2) For those who love silent film, the parade may well have passed us by. Few connected to the era are still living. And thus, it's hard to get an intimate perspective on the individuals (the actors and directors) who helped shape the movies. Happily, the children of three key personalities of the silent era will be on hand at this year's Festival to share their perspectives. Following the Sunday screening of the 1929 William Wyler film, The Shakedown, Leonard Maltin will interview the children of the Academy Award winning director on stage. It should prove fascinating.
And earlier in the festival, on Saturday following the screening of The Flying Ace (1926), the children of two more silent era personalities will be meeting the public and signing their books. They are William Wellman Jr, the son of the Academy Award winning dirctor, who will be signing copies of his book, The Man and His Wings: William A. Wellman and the Making of the First Best Picture - and Robert Dix, the son of 1920s and 1930s leading man Richard Dix, who will be signing copies of his autobiography Out of Hollywood.
3) Diana Serra Cary is one of the last surviving silent film stars.

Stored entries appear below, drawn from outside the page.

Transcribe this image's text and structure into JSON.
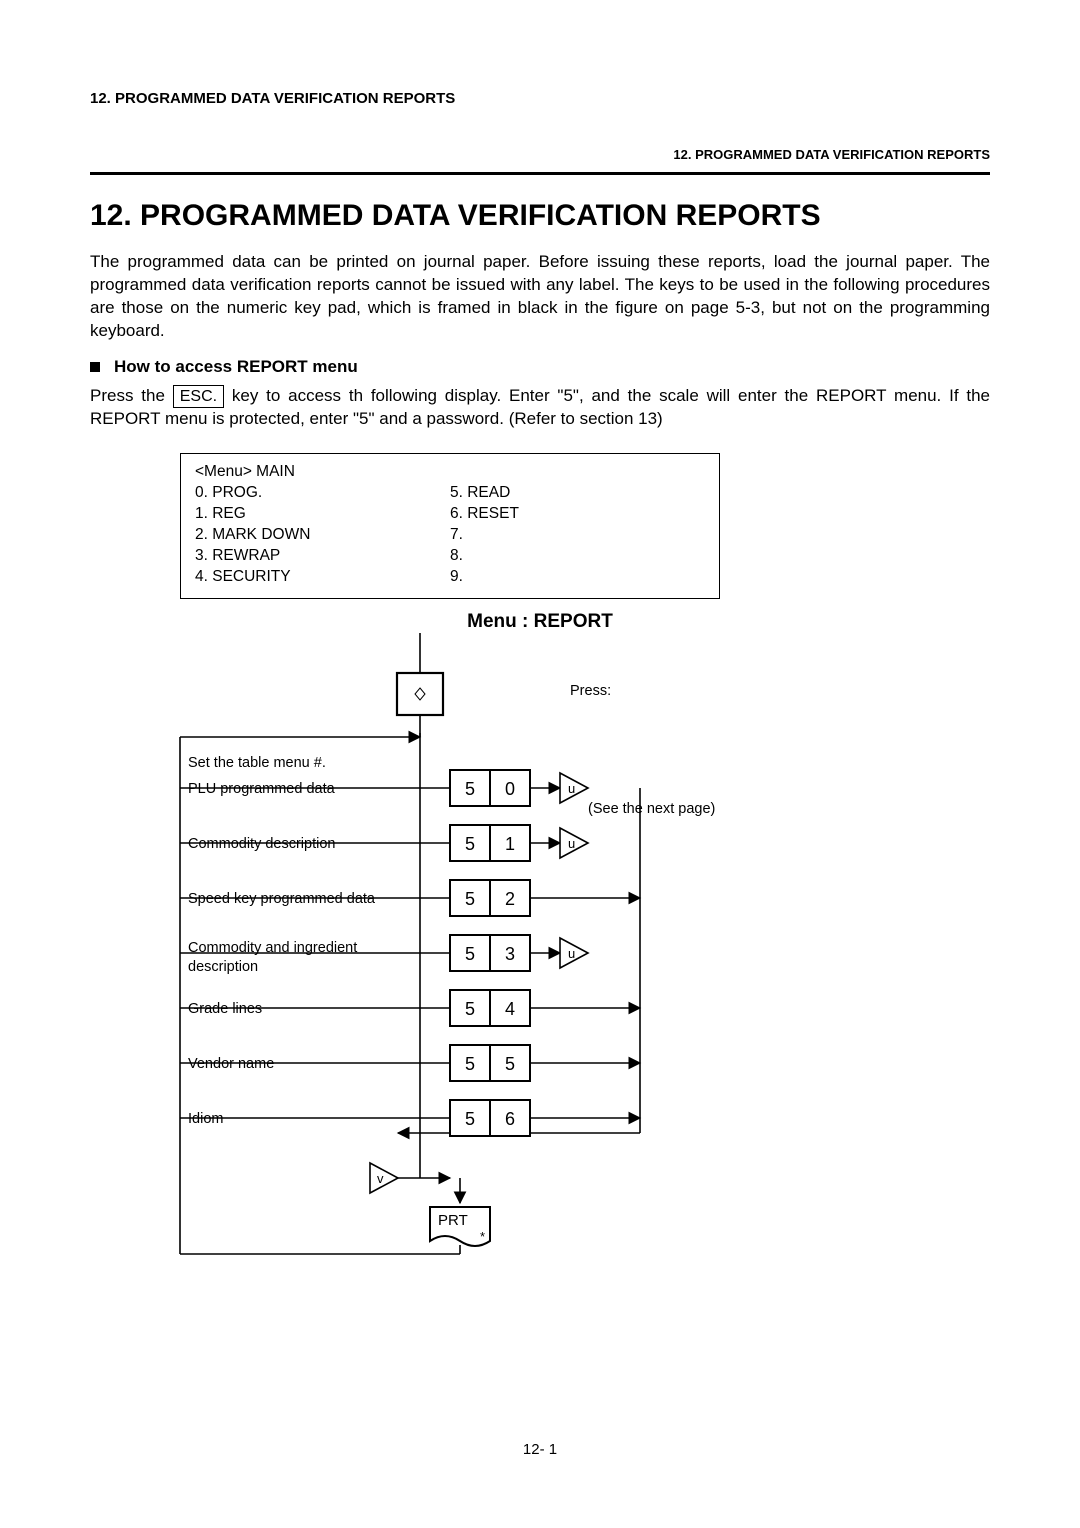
{
  "header": {
    "left": "12.  PROGRAMMED DATA VERIFICATION REPORTS",
    "right": "12. PROGRAMMED DATA VERIFICATION REPORTS"
  },
  "title": "12.  PROGRAMMED DATA VERIFICATION REPORTS",
  "paragraph1": "The programmed data can be printed on journal paper.   Before issuing these reports, load the journal paper.   The programmed data verification reports cannot be issued with any label.   The keys to be used in the following procedures are those on the numeric key pad, which is framed in black in the figure on page 5-3, but not on the programming keyboard.",
  "subheading": "How to access REPORT menu",
  "paragraph2_a": "Press the ",
  "esc_key": "ESC.",
  "paragraph2_b": " key to access th following display.   Enter \"5\", and the scale will enter the REPORT menu.   If the REPORT menu is protected, enter \"5\" and a password.   (Refer to section 13)",
  "menu_box": {
    "line1": "<Menu>   MAIN",
    "left": [
      "0.  PROG.",
      "1.  REG",
      "2.  MARK DOWN",
      "3.  REWRAP",
      "4.  SECURITY"
    ],
    "right": [
      "5.  READ",
      "6.  RESET",
      "7.",
      "8.",
      "9."
    ]
  },
  "flow": {
    "title": "Menu :   REPORT",
    "press": "Press:",
    "see_next": "(See the next page)",
    "rows": [
      {
        "label": "Set the table menu #.",
        "k1": "",
        "k2": "",
        "u": false
      },
      {
        "label": "PLU programmed data",
        "k1": "5",
        "k2": "0",
        "u": true
      },
      {
        "label": "Commodity description",
        "k1": "5",
        "k2": "1",
        "u": true
      },
      {
        "label": "Speed key programmed data",
        "k1": "5",
        "k2": "2",
        "u": false
      },
      {
        "label": "Commodity and ingredient description",
        "k1": "5",
        "k2": "3",
        "u": true
      },
      {
        "label": "Grade lines",
        "k1": "5",
        "k2": "4",
        "u": false
      },
      {
        "label": "Vendor name",
        "k1": "5",
        "k2": "5",
        "u": false
      },
      {
        "label": "Idiom",
        "k1": "5",
        "k2": "6",
        "u": false
      }
    ],
    "v_label": "v",
    "u_label": "u",
    "prt_label": "PRT",
    "star": "*"
  },
  "page_number": "12- 1"
}
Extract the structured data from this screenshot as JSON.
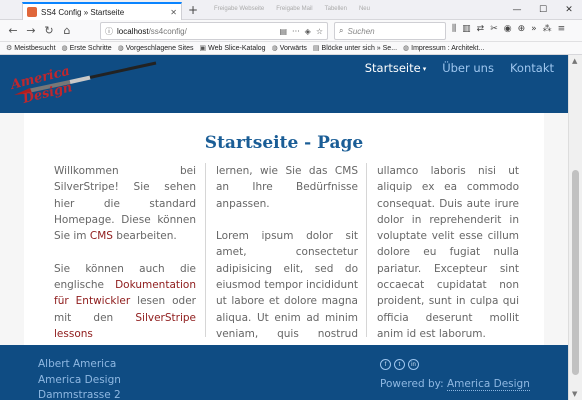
{
  "browser": {
    "tab_title": "SS4 Config » Startseite",
    "tab_close": "✕",
    "new_tab": "+",
    "ghost_tabs": [
      "Freigabe Webseite",
      "Freigabe Mail",
      "Tabellen",
      "Neu"
    ],
    "window_controls": [
      "—",
      "☐",
      "✕"
    ],
    "url_host": "localhost",
    "url_path": "/ss4config/",
    "search_placeholder": "Suchen",
    "url_more": "···",
    "bookmarks": [
      {
        "icon": "gear-icon",
        "glyph": "⚙",
        "label": "Meistbesucht"
      },
      {
        "icon": "globe-icon",
        "glyph": "◍",
        "label": "Erste Schritte"
      },
      {
        "icon": "globe-icon",
        "glyph": "◍",
        "label": "Vorgeschlagene Sites"
      },
      {
        "icon": "webslice-icon",
        "glyph": "▣",
        "label": "Web Slice-Katalog"
      },
      {
        "icon": "globe-icon",
        "glyph": "◍",
        "label": "Vorwärts"
      },
      {
        "icon": "page-icon",
        "glyph": "▤",
        "label": "Blöcke unter sich » Se..."
      },
      {
        "icon": "globe-icon",
        "glyph": "◍",
        "label": "Impressum : Architekt..."
      }
    ]
  },
  "site": {
    "nav": [
      {
        "label": "Startseite",
        "active": true
      },
      {
        "label": "Über uns",
        "active": false
      },
      {
        "label": "Kontakt",
        "active": false
      }
    ],
    "logo_text": [
      "America",
      "Design"
    ],
    "page_title": "Startseite - Page",
    "col1": {
      "p1_text": "Willkommen bei SilverStripe! Sie sehen hier die standard Homepage. Diese können Sie im ",
      "p1_link": "CMS",
      "p1_end": " bearbeiten.",
      "p2_text": "Sie können auch die englische ",
      "p2_link1": "Dokumentation für Entwickler",
      "p2_mid": " lesen oder mit den ",
      "p2_link2": "SilverStripe lessons"
    },
    "col2": {
      "p1": "lernen, wie Sie das CMS an Ihre Bedürfnisse anpassen.",
      "p2": "Lorem ipsum dolor sit amet, consectetur adipisicing elit, sed do eiusmod tempor incididunt ut labore et dolore magna aliqua. Ut enim ad minim veniam, quis nostrud exercitation"
    },
    "col3": {
      "p1": "ullamco laboris nisi ut aliquip ex ea commodo consequat. Duis aute irure dolor in reprehenderit in voluptate velit esse cillum dolore eu fugiat nulla pariatur. Excepteur sint occaecat cupidatat non proident, sunt in culpa qui officia deserunt mollit anim id est laborum."
    },
    "footer": {
      "address": [
        "Albert America",
        "America Design",
        "Dammstrasse 2"
      ],
      "social": [
        "f",
        "t",
        "in"
      ],
      "powered_prefix": "Powered by: ",
      "powered_link": "America Design"
    }
  },
  "colors": {
    "brand_blue": "#0f4c83",
    "link_red": "#8e1b1b",
    "title_blue": "#1a5d96"
  }
}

In the 1920's, she was known as "Baby Peggy" and could be counted as one of the two biggest child film stars in all of film. (The other was Jackie Coogan). Her picture appeared in newspapers and on the covers of magazines published around the world. She was, in her day, as famous and as popular as Shirley Temple would become in the following decades. These days, the 91-year old Cary lives a quite life and is working on a new book - her fifth. She has also been the recipient of some media attention of late. On July 1st, Kenneth Turan wrote about her for the Los Angeles Times - he made the July 7th screening in LA of her 1924 film, Captain January, his "Pick of the Week." Cary's career as an author was also profiled in the Huffington Post on the same day.
Her remarkable career has also been celebrated in recent years at Pordenone, as the short video below shows. Diana Serra Cary will be signing copies of her books at the Castro Theater on Friday, July 16th following the "Amazing Tales from the Archives" program. Don't miss this opportunity to meet a "real film star."